A big surprise, though, is that, for all his unchecked excess, the Matthew Friebderger on these records doesn’t sound the least bit egotistical. Obviously, this can’t be true, but his singing on this record is so understated and shy — and then mixed so low — that what can’t help but wonder what he’s hiding. I don’t mean that to sound sinister, but he tacks so many keyboards and weird sounds that it now strikes me as diversionary. The melodies are strong, the lyrics don’t appear to be autobiographical, so what’s going on here? True, he doesn’t have a strong voice, but it’s perfectly adequate; and anyway, the Fiery Furnaces audience probably wouldn’t care, or notice. But this is heretofore unknown (unthinkable?) evidence of insecurity.

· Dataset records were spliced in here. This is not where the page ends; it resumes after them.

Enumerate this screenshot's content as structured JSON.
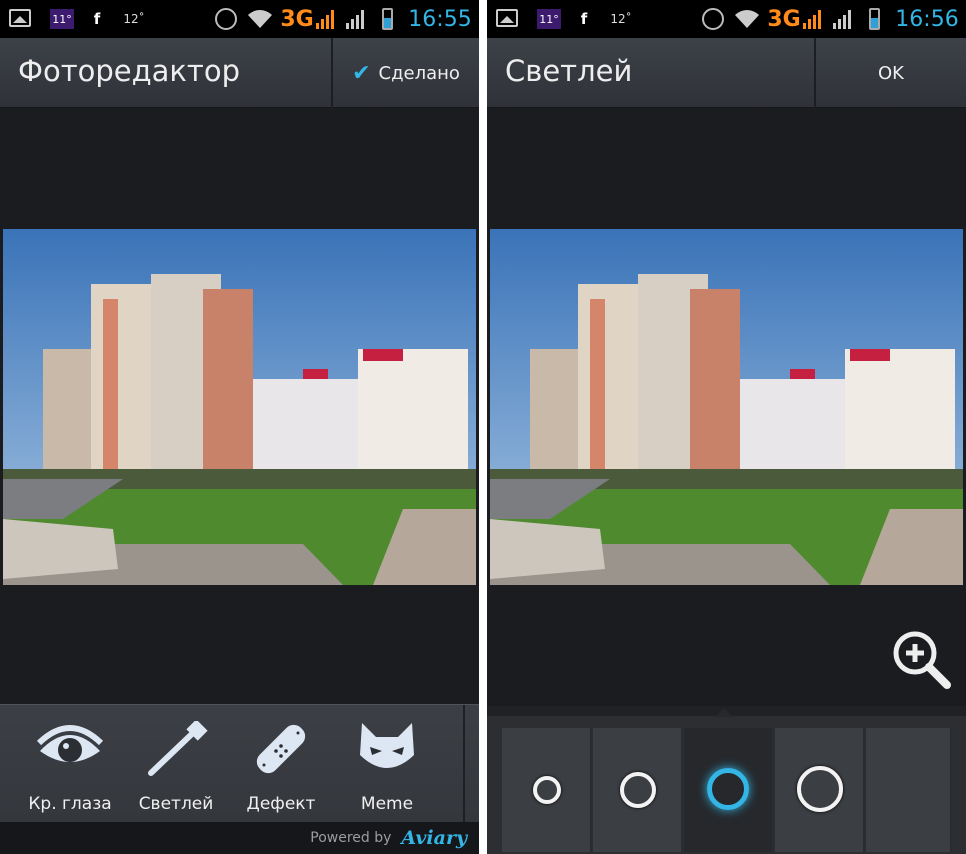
{
  "status_bar_left": {
    "temp": "11°",
    "fb": "f",
    "num": "12˚",
    "network": "3G",
    "time": "16:55"
  },
  "status_bar_right": {
    "temp": "11°",
    "fb": "f",
    "num": "12˚",
    "network": "3G",
    "time": "16:56"
  },
  "editor": {
    "title": "Фоторедактор",
    "done_label": "Сделано",
    "tools": [
      {
        "label": "Кр. глаза",
        "icon": "eye-icon"
      },
      {
        "label": "Светлей",
        "icon": "brush-icon"
      },
      {
        "label": "Дефект",
        "icon": "bandage-icon"
      },
      {
        "label": "Meme",
        "icon": "cat-icon"
      }
    ],
    "powered_by": "Powered by",
    "brand": "Aviary"
  },
  "lighten": {
    "title": "Светлей",
    "ok_label": "OK",
    "brush_sizes": [
      "small",
      "medium",
      "large",
      "xlarge"
    ],
    "selected_brush": 2
  },
  "colors": {
    "accent": "#33b5e5",
    "status_orange": "#ff8b1a",
    "background": "#1b1c20"
  },
  "icons": [
    "gallery-icon",
    "facebook-icon",
    "alarm-icon",
    "wifi-icon",
    "signal-icon",
    "battery-icon",
    "zoom-in-icon",
    "check-icon"
  ]
}
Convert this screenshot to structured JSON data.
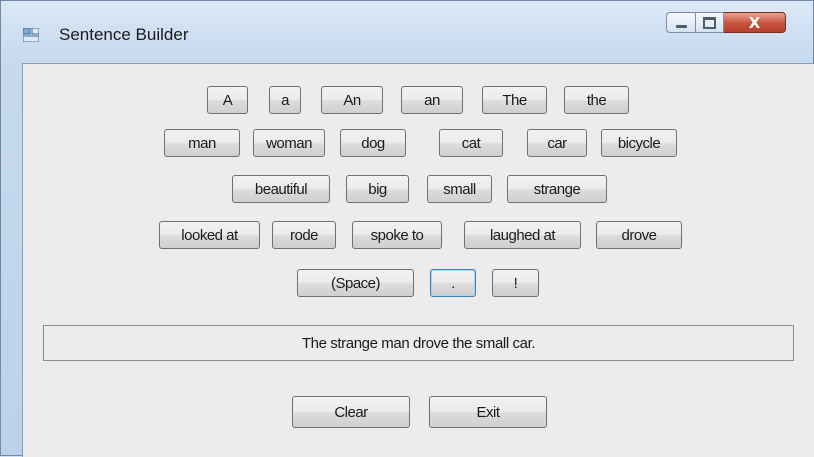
{
  "window": {
    "title": "Sentence Builder"
  },
  "controls": {
    "close_glyph": "X"
  },
  "rows": [
    [
      "A",
      "a",
      "An",
      "an",
      "The",
      "the"
    ],
    [
      "man",
      "woman",
      "dog",
      "cat",
      "car",
      "bicycle"
    ],
    [
      "beautiful",
      "big",
      "small",
      "strange"
    ],
    [
      "looked at",
      "rode",
      "spoke to",
      "laughed at",
      "drove"
    ],
    [
      "(Space)",
      ".",
      "!"
    ]
  ],
  "output": {
    "sentence": "The strange man drove the small car."
  },
  "actions": {
    "clear_label": "Clear",
    "exit_label": "Exit"
  }
}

It’s unfortunate, because it’s the primary one of three things keeping Winter Women from being among the year’s best records. It’s the kind of pop record we’ve known he’s had in him since “Evergreen,” and much of the songwriting here recalls that single’s mid-tempo Beatle-esque songcraft. He’s content to just let his songs be songs — the infamous jarring passages mid-bridge are still there, such as in the single “Up the River,” but there are less of them, and they seem less like they’re there for their own sake. Friedberger does a lot of work here with the mellotron, a precursor to synthesizer that simulated string and woodwind instruments. Recall the intro to “Strawberry Fields Forever,” then check how Matthew uses it to bolster the main melody of “The Pennsylvania Rock Oil Co. Resignation Letter.” Drums (an instrument that’s always strangely lacking on Fiery Furnaces records, and performed here by Tortoise’s John McEntire) are played throughout the record, and he treats them to great effect on the herk-a-jerk “PS 213 Mini School,” matching live drums with sequenced and almost arrhythmic drum machines. While he hasn’t abandoned the over-processed keyboards entirely, this suggests a deeper understanding and attention to his esthetic choices.

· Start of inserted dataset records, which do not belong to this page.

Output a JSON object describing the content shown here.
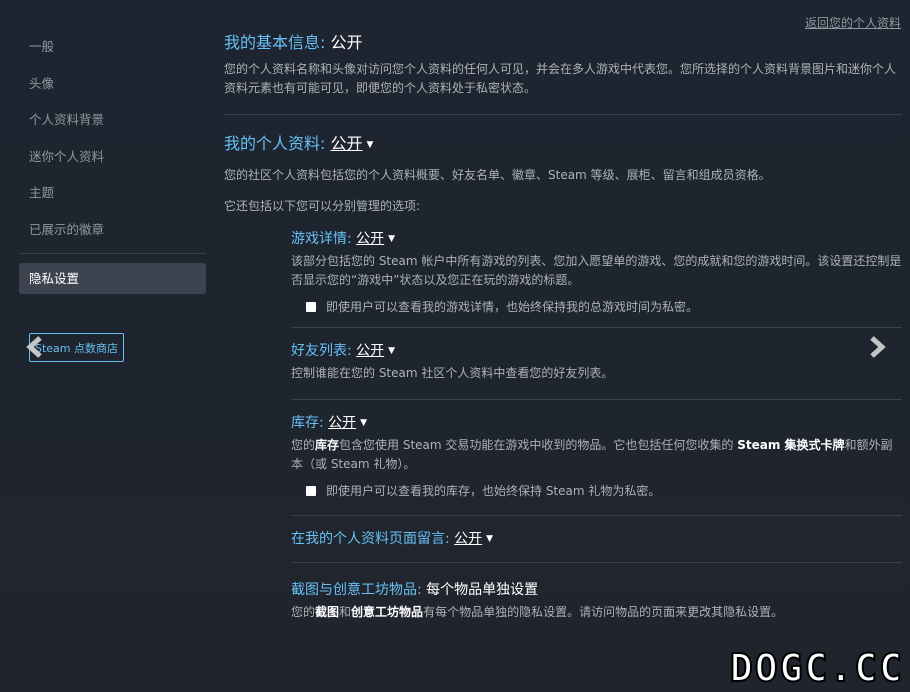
{
  "header": {
    "back_link": "返回您的个人资料"
  },
  "sidebar": {
    "items": [
      {
        "label": "一般"
      },
      {
        "label": "头像"
      },
      {
        "label": "个人资料背景"
      },
      {
        "label": "迷你个人资料"
      },
      {
        "label": "主题"
      },
      {
        "label": "已展示的徽章"
      }
    ],
    "active_item": "隐私设置",
    "store_button": "Steam 点数商店"
  },
  "sections": {
    "basic": {
      "title": "我的基本信息:",
      "value": "公开",
      "description": "您的个人资料名称和头像对访问您个人资料的任何人可见，并会在多人游戏中代表您。您所选择的个人资料背景图片和迷你个人资料元素也有可能可见，即便您的个人资料处于私密状态。"
    },
    "profile": {
      "title": "我的个人资料:",
      "value": "公开",
      "description": "您的社区个人资料包括您的个人资料概要、好友名单、徽章、Steam 等级、展柜、留言和组成员资格。",
      "description2": "它还包括以下您可以分别管理的选项:"
    },
    "game_details": {
      "title": "游戏详情:",
      "value": "公开",
      "description": "该部分包括您的 Steam 帐户中所有游戏的列表、您加入愿望单的游戏、您的成就和您的游戏时间。该设置还控制是否显示您的“游戏中”状态以及您正在玩的游戏的标题。",
      "checkbox": "即使用户可以查看我的游戏详情，也始终保持我的总游戏时间为私密。"
    },
    "friends": {
      "title": "好友列表:",
      "value": "公开",
      "description": "控制谁能在您的 Steam 社区个人资料中查看您的好友列表。"
    },
    "inventory": {
      "title": "库存:",
      "value": "公开",
      "desc_a": "您的",
      "desc_b": "库存",
      "desc_c": "包含您使用 Steam 交易功能在游戏中收到的物品。它也包括任何您收集的 ",
      "desc_d": "Steam 集换式卡牌",
      "desc_e": "和额外副本（或 Steam 礼物）。",
      "checkbox": "即使用户可以查看我的库存，也始终保持 Steam 礼物为私密。"
    },
    "comments": {
      "title": "在我的个人资料页面留言:",
      "value": "公开"
    },
    "screenshots": {
      "title": "截图与创意工坊物品:",
      "value": "每个物品单独设置",
      "desc_a": "您的",
      "desc_b": "截图",
      "desc_c": "和",
      "desc_d": "创意工坊物品",
      "desc_e": "有每个物品单独的隐私设置。请访问物品的页面来更改其隐私设置。"
    }
  },
  "watermark": "DOGC.CC"
}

This doesn’t mean, however, that Friedberger has yet solved his problem with production — or, to be fair, perhaps it’s just the mixing board. He buries some of his best melodies, like “Pennsylvania Rock,” “Ruth Versus Richard,” and “Quick as Cupid” under mountains of instruments. These melodies deserve to be sunbursts, but they never come out of the clouds. Whether its my theory on insecurity or his simple inability to prune his material is uncertain, but it’s another strike against this record.

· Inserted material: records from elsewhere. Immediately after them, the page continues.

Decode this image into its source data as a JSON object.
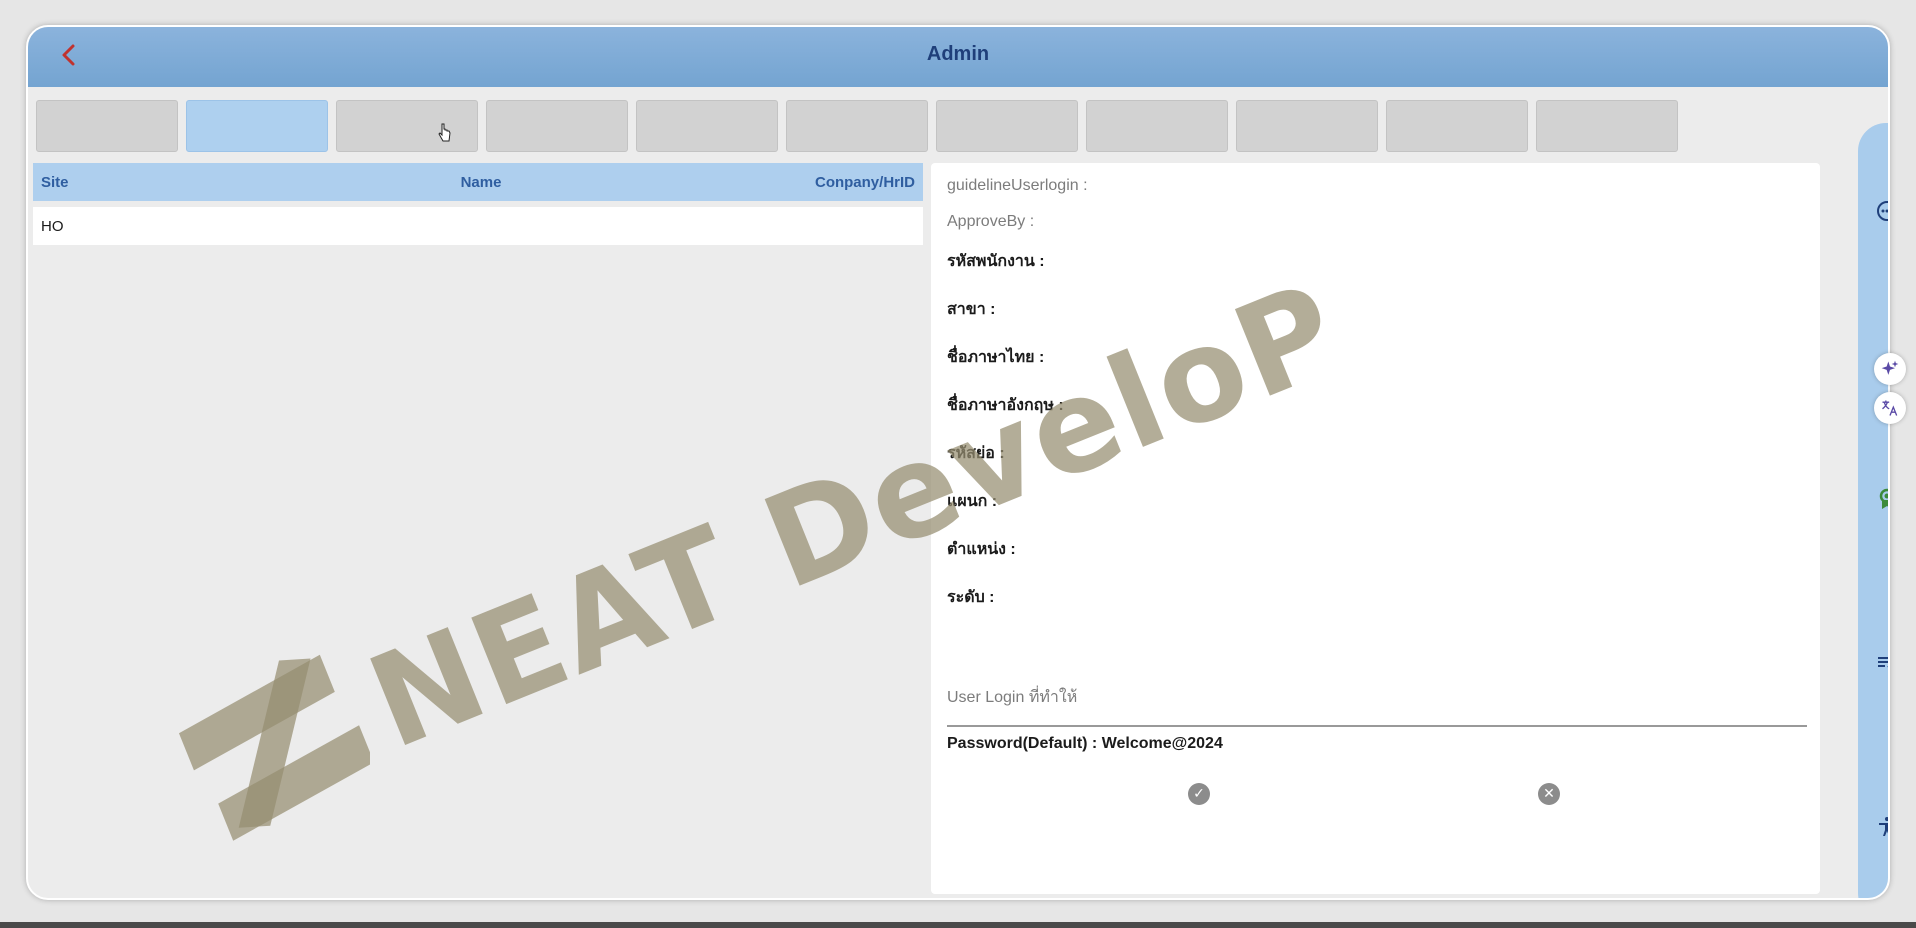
{
  "header": {
    "title": "Admin",
    "back_icon": "chevron-left-icon"
  },
  "tabs": [
    {
      "label": "",
      "active": false
    },
    {
      "label": "",
      "active": true
    },
    {
      "label": "",
      "active": false
    },
    {
      "label": "",
      "active": false
    },
    {
      "label": "",
      "active": false
    },
    {
      "label": "",
      "active": false
    },
    {
      "label": "",
      "active": false
    },
    {
      "label": "",
      "active": false
    },
    {
      "label": "",
      "active": false
    },
    {
      "label": "",
      "active": false
    },
    {
      "label": "",
      "active": false
    }
  ],
  "list": {
    "columns": {
      "site": "Site",
      "name": "Name",
      "company": "Conpany/HrID"
    },
    "rows": [
      {
        "site": "HO",
        "name": "",
        "company": ""
      }
    ]
  },
  "detail": {
    "guideline": "guidelineUserlogin :",
    "approve_by": "ApproveBy :",
    "emp_code": "รหัสพนักงาน :",
    "branch": "สาขา :",
    "thai_name": "ชื่อภาษาไทย :",
    "eng_name": "ชื่อภาษาอังกฤษ :",
    "short_code": "รหัสย่อ :",
    "department": "แผนก :",
    "position": "ตำแหน่ง :",
    "level": "ระดับ :",
    "blurred_line": "",
    "user_login_placeholder": "User Login ที่ทำให้",
    "password_default": "Password(Default) : Welcome@2024"
  },
  "watermark": {
    "text": "NEAT DeveloP"
  },
  "sidebar": {
    "icons": [
      "more-icon",
      "award-icon",
      "playlist-check-icon",
      "accessibility-icon"
    ]
  },
  "floating": {
    "icons": [
      "sparkle-icon",
      "translate-icon"
    ]
  },
  "colors": {
    "header": "#74a4d1",
    "accent": "#aecfee",
    "back": "#c0322e",
    "title": "#1f3f7a"
  }
}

The final problem is that it’s packaged with his other solo album, Holy Ghost Language School, similar in tone and content to Rehearsing My Choir. I’ve given it a higher rating for the sole reason that he doesn’t drag his grandmother into it, and in that respect is a less unseemly listening experience. One could argue that it’s actually worse, however; Friedberger is so lost in the ether of his instruments that the words are hard to make out, a key ingredient to enjoying a record dependent on its narration, however fractured and disjointed. And there’s nothing even remotely like “Slavin’ Away,” or “The Garfield El,” or “Seven Silver Fucking Curses.” As for the libretto, well, you tell me: “this guy from Chicago goes and starts a business school for English in Japan that operates by xenolalia” — speaking in tongues — “to do the business transactions. So they get the Holy Ghost and start speaking in tongues to negotiate.” Reads like the jacket to an inferior Haruki Murakami novel, and I’m unsure what happens, where, and to whom. If it’s a less offensive listen, it’s profoundly unsatisfying as well.

Friedberger acquits himself, somewhat, of the problems inherent in the double album. The two records have distinct personalities, are more or less coherent, and even the weird record is a digestible 46 minutes in length. This is as fully realized an example of the Friedberger vision that exists, which is why it’s so frustrating that Winter Women never really gets off the ground, or that Holy Ghost wallows in its creator’s own pique. Disasters or triumphs, despised or celebrated, Matthew Freidberger is responsible for some this decade’s most totemic albums: it seems unfitting that his solo albums, which at this point could be important steps in the Fiery Furnaces story, appear doomed to the also-ran column of indie-pop history.